The latest study by the EGM on the Spanish market also shows a slight drop in television. TV penetration in 2014 is 88.6% compared to 88.7% last year and 90.7% in 1997. It is a not very high and perhaps unrepresentative fall, but invites some meditation. Especially when compared with the graph of internet, with a penetration of 60.7% against 53.7% last year and 0.9% in 1997 (and a graph has always remained – as is logical – upward). The figures are also a bit lower if a zoom on age groups is: the penetration of television in Spain is 85.9% among those 14-19 years old, 84.3% between 20-24 and 84.4% in the 25 to 34.

More Personal content

Consumers are increasingly seeking specialized content (thematic channels are those with the highest percentage of share according to the EGM on television, ahead of all others, including Telecinco) and closer to their interests. The consumption demand content is therefore very much in line with it (YouTube is by far the leading destination for online browsing in Spain, also according to the EGM).
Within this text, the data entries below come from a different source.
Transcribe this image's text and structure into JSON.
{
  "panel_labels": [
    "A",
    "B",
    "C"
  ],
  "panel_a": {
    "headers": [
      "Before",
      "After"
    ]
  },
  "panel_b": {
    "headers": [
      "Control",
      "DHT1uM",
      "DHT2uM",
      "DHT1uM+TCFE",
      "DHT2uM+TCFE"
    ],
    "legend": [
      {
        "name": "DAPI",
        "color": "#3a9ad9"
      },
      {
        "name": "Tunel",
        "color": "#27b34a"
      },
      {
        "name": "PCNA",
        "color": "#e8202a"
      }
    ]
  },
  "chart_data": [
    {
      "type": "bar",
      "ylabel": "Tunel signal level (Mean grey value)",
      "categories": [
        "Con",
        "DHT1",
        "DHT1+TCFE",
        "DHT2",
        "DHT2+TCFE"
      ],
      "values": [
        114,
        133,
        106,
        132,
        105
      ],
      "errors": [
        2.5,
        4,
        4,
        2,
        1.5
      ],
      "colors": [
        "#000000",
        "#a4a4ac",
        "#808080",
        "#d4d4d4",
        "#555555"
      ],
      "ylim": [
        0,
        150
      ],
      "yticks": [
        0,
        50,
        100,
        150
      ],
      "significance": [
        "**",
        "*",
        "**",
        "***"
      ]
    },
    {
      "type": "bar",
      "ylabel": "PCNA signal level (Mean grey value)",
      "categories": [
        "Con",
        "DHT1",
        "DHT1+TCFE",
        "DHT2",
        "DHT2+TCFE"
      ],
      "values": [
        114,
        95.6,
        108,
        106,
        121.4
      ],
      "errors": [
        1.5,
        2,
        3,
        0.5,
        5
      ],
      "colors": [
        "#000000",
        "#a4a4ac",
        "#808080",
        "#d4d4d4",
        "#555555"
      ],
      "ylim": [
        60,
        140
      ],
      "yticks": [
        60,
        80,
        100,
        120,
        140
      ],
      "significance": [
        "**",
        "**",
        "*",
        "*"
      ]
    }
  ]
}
In addition, viewers have a harder time identifying with television viewing than it did before them. US chains are, for example, losing to women as spectators in a very striking way. The contents of traditional television fail to arouse their interest and products created in theory to measure, series like The Mindy Project or New Girl , are failing to keep their ratios very high audience.

And in general, consumers are demanding increasingly able to make their own schedules. Televisions are turning content on their sites and are using online services and tools that are based on elements like the cloud to provide greater flexibility to consumers (there are rewound services that have begun to appear in the pay-TV platforms: You can see the program for a period of time on demand and on demand without cost).

Other chains, as with those born American broadcasters for cable platforms (how to access the most common commercial television in the US), are now focusing their efforts on internet directly. Signatures as influential as HBO or CBS has begun marketing free internet subscriptions, which allow Internet users pay only for view its contents in the web without having to register a cable subscription. The traditional TV channels thus become like Netflix or Hulu platforms and possibly lead the way to follow the market in the coming years.